Ce qui est plus caricatural, c'est la façon dont sont mis en miroir les rapports de Cassel avec son fils et ceux de la famille de Kiberlain avec le leur, ce qui n'est pas inintéressant toutefois.
Abyssin a écrit:
qui ressemble à un Columbo version clodo.
Jerónimo a écrit:
S'il a bien un seul truc de Columbo, c'est le côté clodo à imper qui squatte chez les gens, parce que son manque d'intuition n'a d'égal que son alcoolisme (les deux étant évidemment liés).
Comme tu dis.
Abyssin a écrit:
Cela pourrait être vite tourner au cabotinage facile et vain (ses débuts à l'écran font peur) mais l'écriture et le jeu félin et cash de l'acteur prennent le dessus pour livrer une partition réjouissante.
Jerónimo a écrit:
Il y a le cabotinage mais oui, il arrive à trouver le ton qui fonctionne sur la longueur. On reste dans un certaine caricature du rôle où le physique prend le pas, la déchéance du personnage s'incarnant par ses épaules voûtées, mais ça fonctionne plutôt bien (c'est peut-être le seul à sauver).
Duris est mauvais ?
Abyssin a écrit:
Le film est d'ailleurs fort drôle avec ce ton assez rare dans le polar français avec ce côté trashitude à fond et un côté cash qui fait assez rigoler.
Jerónimo a écrit:
Je n'y ai pas du tout vu de tentative d'humour ou de second degré / recul par rapport au genre. En l'état, on nous montre la déchéance d'un alcoolique.

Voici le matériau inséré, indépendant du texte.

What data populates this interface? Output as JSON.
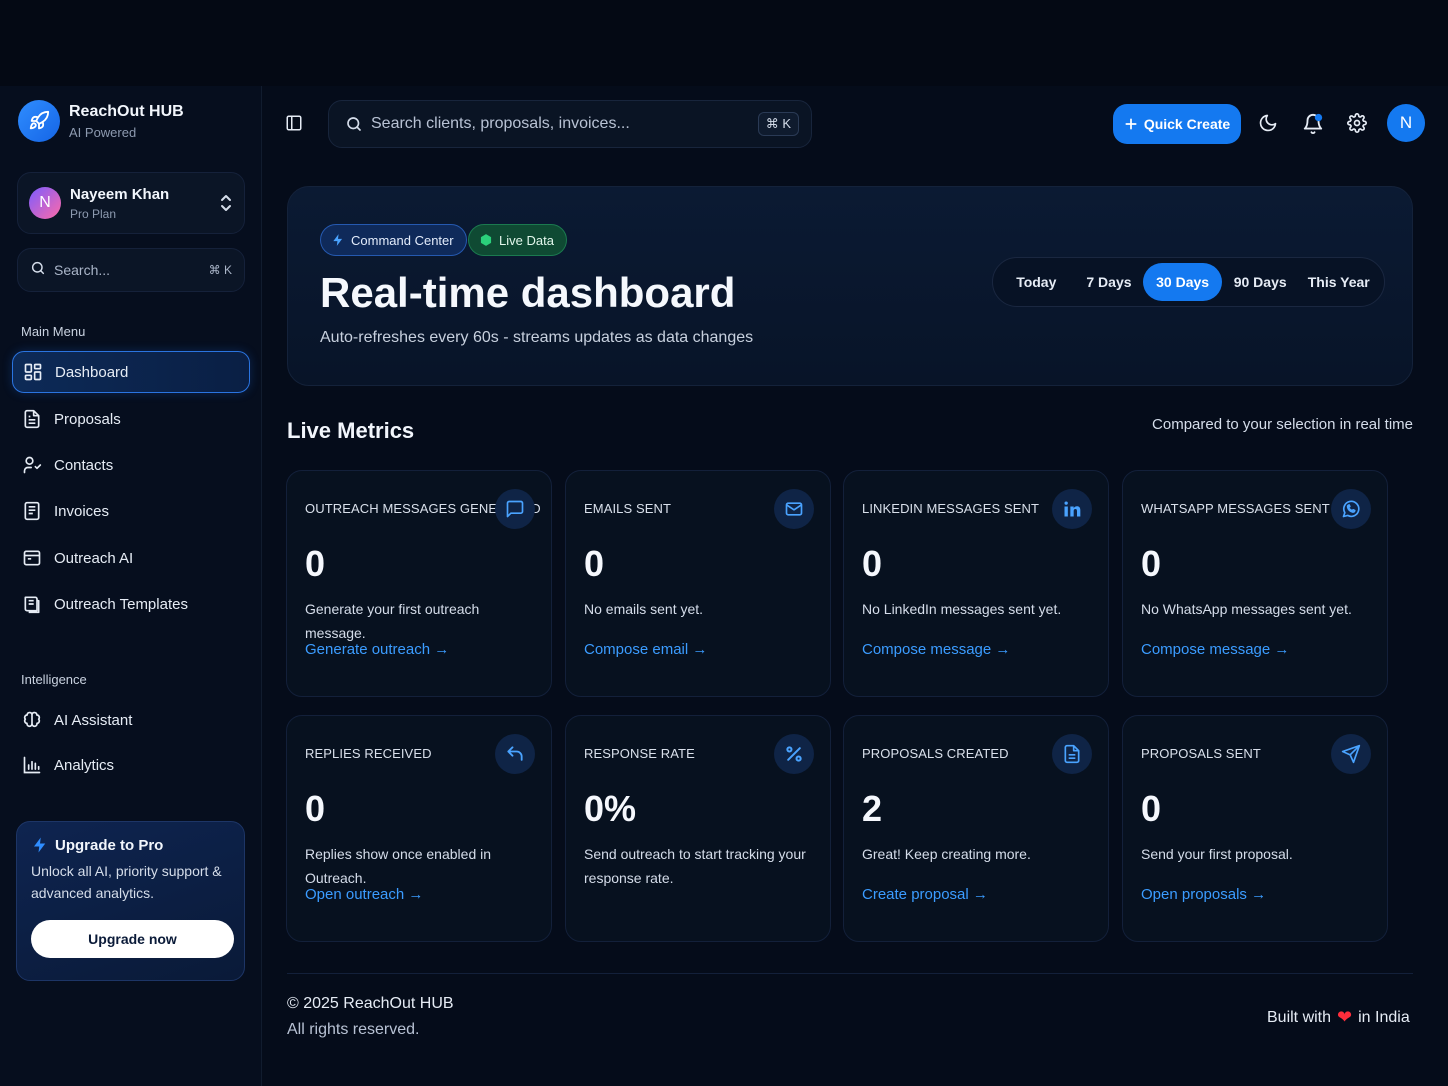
{
  "brand": {
    "name": "ReachOut HUB",
    "tagline": "AI Powered"
  },
  "user": {
    "initial": "N",
    "name": "Nayeem Khan",
    "plan": "Pro Plan"
  },
  "sidebar": {
    "search_label": "Search...",
    "search_shortcut": "⌘ K",
    "main_menu_label": "Main Menu",
    "main_items": [
      {
        "label": "Dashboard",
        "icon": "dashboard-icon",
        "active": true
      },
      {
        "label": "Proposals",
        "icon": "document-icon"
      },
      {
        "label": "Contacts",
        "icon": "contacts-icon"
      },
      {
        "label": "Invoices",
        "icon": "invoice-icon"
      },
      {
        "label": "Outreach AI",
        "icon": "mail-icon"
      },
      {
        "label": "Outreach Templates",
        "icon": "templates-icon"
      }
    ],
    "intelligence_label": "Intelligence",
    "intelligence_items": [
      {
        "label": "AI Assistant",
        "icon": "brain-icon"
      },
      {
        "label": "Analytics",
        "icon": "analytics-icon"
      }
    ],
    "upgrade": {
      "title": "Upgrade to Pro",
      "description": "Unlock all AI, priority support & advanced analytics.",
      "button": "Upgrade now"
    }
  },
  "topbar": {
    "search_placeholder": "Search clients, proposals, invoices...",
    "search_shortcut": "⌘ K",
    "quick_create": "Quick Create",
    "avatar_initial": "N"
  },
  "hero": {
    "badge_command": "Command Center",
    "badge_live": "Live Data",
    "title": "Real-time dashboard",
    "subtitle": "Auto-refreshes every 60s - streams updates as data changes",
    "ranges": [
      "Today",
      "7 Days",
      "30 Days",
      "90 Days",
      "This Year"
    ],
    "selected_range": "30 Days"
  },
  "metrics": {
    "title": "Live Metrics",
    "note": "Compared to your selection in real time",
    "cards": [
      {
        "label": "OUTREACH MESSAGES GENERATED",
        "value": "0",
        "description": "Generate your first outreach message.",
        "link": "Generate outreach →",
        "icon": "chat-icon"
      },
      {
        "label": "EMAILS SENT",
        "value": "0",
        "description": "No emails sent yet.",
        "link": "Compose email →",
        "icon": "mail-icon"
      },
      {
        "label": "LINKEDIN MESSAGES SENT",
        "value": "0",
        "description": "No LinkedIn messages sent yet.",
        "link": "Compose message →",
        "icon": "linkedin-icon"
      },
      {
        "label": "WHATSAPP MESSAGES SENT",
        "value": "0",
        "description": "No WhatsApp messages sent yet.",
        "link": "Compose message →",
        "icon": "whatsapp-icon"
      },
      {
        "label": "REPLIES RECEIVED",
        "value": "0",
        "description": "Replies show once enabled in Outreach.",
        "link": "Open outreach →",
        "icon": "reply-icon"
      },
      {
        "label": "RESPONSE RATE",
        "value": "0%",
        "description": "Send outreach to start tracking your response rate.",
        "link": "",
        "icon": "percent-icon"
      },
      {
        "label": "PROPOSALS CREATED",
        "value": "2",
        "description": "Great! Keep creating more.",
        "link": "Create proposal →",
        "icon": "document-icon"
      },
      {
        "label": "PROPOSALS SENT",
        "value": "0",
        "description": "Send your first proposal.",
        "link": "Open proposals →",
        "icon": "send-icon"
      }
    ]
  },
  "footer": {
    "copyright": "© 2025 ReachOut HUB",
    "rights": "All rights reserved.",
    "built_prefix": "Built with",
    "built_suffix": "in India"
  },
  "colors": {
    "accent": "#1479f0",
    "link": "#3b9cff",
    "live": "#1b7a4f",
    "heart": "#ff2d3b"
  }
}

Le film est assez marrant avec le cabotinage de Cassel (qui peut faire penser à Nicholas Cage dans son outrance et à
Bad Lieutenant, même si Cassel tire plus du côté de Columbo en effet), le cliché de flic qu'il incarne et dont il arrive en partie à s'extraire. La relation avec son fils, pour triste qu'elle soit censé être, donne lieu à des passages plutôt marrants dans le genre outré quand il lui met des taquets. Pareils avec les collègues qu'il traite de manière cavalière et nonchalante, ou Duris, qui l'énerve. Le film est plus drôle d'ailleurs dans sa description de personnage borderline que le récent et trop volontariste
En Liberté.
Abyssin a écrit:
Il faut voir le rythme auquel Cassel encaisse les whiskys secs pendant les interrogatoires et la magnifique scène ou bourré il tente maladroitement d'emballer la mère du gamin disparu.
Jerónimo a écrit:
Puis la fois d'après il la viole.
Je suis plutôt d'accord pour dire de prime abord que c'est un viol SAUF QUE
Abyssin a écrit:
A l'opposé de Cassel, Duris est lui royal.
Jerónimo a écrit:
Je l'ai trouvé quelconque mais il faut dire que le rôle est très mal écrit.

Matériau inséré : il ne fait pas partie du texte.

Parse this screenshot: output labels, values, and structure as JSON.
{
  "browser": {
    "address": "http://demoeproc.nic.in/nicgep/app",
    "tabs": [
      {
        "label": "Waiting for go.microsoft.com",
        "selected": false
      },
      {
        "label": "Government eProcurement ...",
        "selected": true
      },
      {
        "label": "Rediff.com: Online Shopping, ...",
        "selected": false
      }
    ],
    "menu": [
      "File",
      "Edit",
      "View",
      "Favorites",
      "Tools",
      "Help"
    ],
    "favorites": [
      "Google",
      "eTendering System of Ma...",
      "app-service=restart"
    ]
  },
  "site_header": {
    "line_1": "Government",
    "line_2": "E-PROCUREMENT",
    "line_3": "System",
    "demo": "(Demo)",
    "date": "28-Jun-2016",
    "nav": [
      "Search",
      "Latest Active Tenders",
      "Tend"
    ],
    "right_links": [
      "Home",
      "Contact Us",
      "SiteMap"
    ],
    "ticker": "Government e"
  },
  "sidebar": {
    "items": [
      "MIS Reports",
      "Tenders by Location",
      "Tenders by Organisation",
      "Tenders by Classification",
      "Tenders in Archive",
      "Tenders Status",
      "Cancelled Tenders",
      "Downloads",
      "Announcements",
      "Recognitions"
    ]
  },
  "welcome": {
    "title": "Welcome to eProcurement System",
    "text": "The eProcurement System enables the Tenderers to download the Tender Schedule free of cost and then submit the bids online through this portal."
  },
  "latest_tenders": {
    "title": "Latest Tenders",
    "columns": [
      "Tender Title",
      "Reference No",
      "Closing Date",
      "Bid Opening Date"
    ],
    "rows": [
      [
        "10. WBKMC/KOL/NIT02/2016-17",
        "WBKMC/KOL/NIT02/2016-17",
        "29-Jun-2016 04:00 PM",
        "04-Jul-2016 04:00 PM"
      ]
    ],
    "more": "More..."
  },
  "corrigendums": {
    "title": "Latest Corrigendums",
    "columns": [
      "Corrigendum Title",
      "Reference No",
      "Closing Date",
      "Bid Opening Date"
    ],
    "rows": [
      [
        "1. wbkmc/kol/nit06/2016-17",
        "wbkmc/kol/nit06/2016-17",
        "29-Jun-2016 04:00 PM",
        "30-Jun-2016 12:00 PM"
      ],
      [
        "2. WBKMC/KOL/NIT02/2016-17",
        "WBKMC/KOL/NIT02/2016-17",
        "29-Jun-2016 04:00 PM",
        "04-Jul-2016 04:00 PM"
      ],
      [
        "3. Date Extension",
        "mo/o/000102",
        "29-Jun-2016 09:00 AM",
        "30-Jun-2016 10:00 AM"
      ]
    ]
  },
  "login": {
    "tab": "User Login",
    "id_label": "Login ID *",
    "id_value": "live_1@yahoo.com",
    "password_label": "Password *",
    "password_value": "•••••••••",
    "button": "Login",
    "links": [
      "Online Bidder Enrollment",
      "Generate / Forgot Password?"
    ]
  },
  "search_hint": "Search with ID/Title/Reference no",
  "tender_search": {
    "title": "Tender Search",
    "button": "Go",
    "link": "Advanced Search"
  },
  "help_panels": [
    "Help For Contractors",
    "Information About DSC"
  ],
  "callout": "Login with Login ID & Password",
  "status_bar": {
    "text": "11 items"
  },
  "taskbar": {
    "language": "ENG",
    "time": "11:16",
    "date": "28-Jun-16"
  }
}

Ah bah tiens, voici ma réponse à ma question plus haut. Rôle bien écrit pour moi dans la mesure où il retranscrit bien le côté raté du type, dont les ambitions ne sont pas à la hauteur des capacités. Ainsi ses dialogues pseudo-profonds plus banals que véritablement ampoulés, où l'on reconnaît quand même une vraie tension intérieure.
Abyssin a écrit:
Totalement à contre-emploi, il a rarement été aussi bon. Il faut voir ce personnage de prof de français pervers et coinçé que lui concocte Zonka. La scène du bois avec la teub est un must.
Jerónimo a écrit:
Mec. C'est la pire scène du film.
Sincèrement, explique-moi en quoi c'est un must de voir Duris subir une irrumation dans un coin à pédés la nuit ? A quoi sert cette scène ?

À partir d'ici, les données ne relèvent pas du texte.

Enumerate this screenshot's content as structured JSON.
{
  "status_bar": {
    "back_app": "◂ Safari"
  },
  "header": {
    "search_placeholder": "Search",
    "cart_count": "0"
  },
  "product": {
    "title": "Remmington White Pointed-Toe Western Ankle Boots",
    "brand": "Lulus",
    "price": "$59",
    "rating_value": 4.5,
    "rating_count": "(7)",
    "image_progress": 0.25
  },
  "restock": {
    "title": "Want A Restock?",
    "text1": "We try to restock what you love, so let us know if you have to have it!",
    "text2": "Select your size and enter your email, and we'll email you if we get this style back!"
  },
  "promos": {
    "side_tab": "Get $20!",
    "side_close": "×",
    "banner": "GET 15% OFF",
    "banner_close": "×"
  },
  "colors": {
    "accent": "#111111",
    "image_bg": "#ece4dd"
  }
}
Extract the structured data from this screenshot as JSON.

Pourquoi une scène devrait-elle nécessairement servir à quelque chose ou devrait-elle nécessairement faire avancer positivement l'enquête ? Mais comme le dit Abyssin, scène assez marrante, dans son aspect gratuit d'ailleurs, sauf qu'elle ne l'est pas.
Abyssin a écrit:
Le film a clairement dix minutes en trop par contre et on peut trouver too much le rebondissement de la fin (moi il m'apparait cohérent).
Jerónimo a écrit:
La fin fait définitivement passer le film sous la moyenne pour moi.
Je trouve la fin pas très réussie mais le personnage
tout ça contribue à renforcer la noirceur dont parle Abyssin (souvent assez artificielle dans ce genre de films).
Le premier avis de Nanarland est un cas d'école de critique qui reconnaît tous les éléments intéressants du film mais ne sait pas quoi en faire, et se retrouve entravée dans son étroitesse interprétative. On dirait que le type s'attendait à du Derrick ou du Julie Lescaut, et au lieu de ça, il a un polar qui se prend moins au sérieux qu'il ne le pense.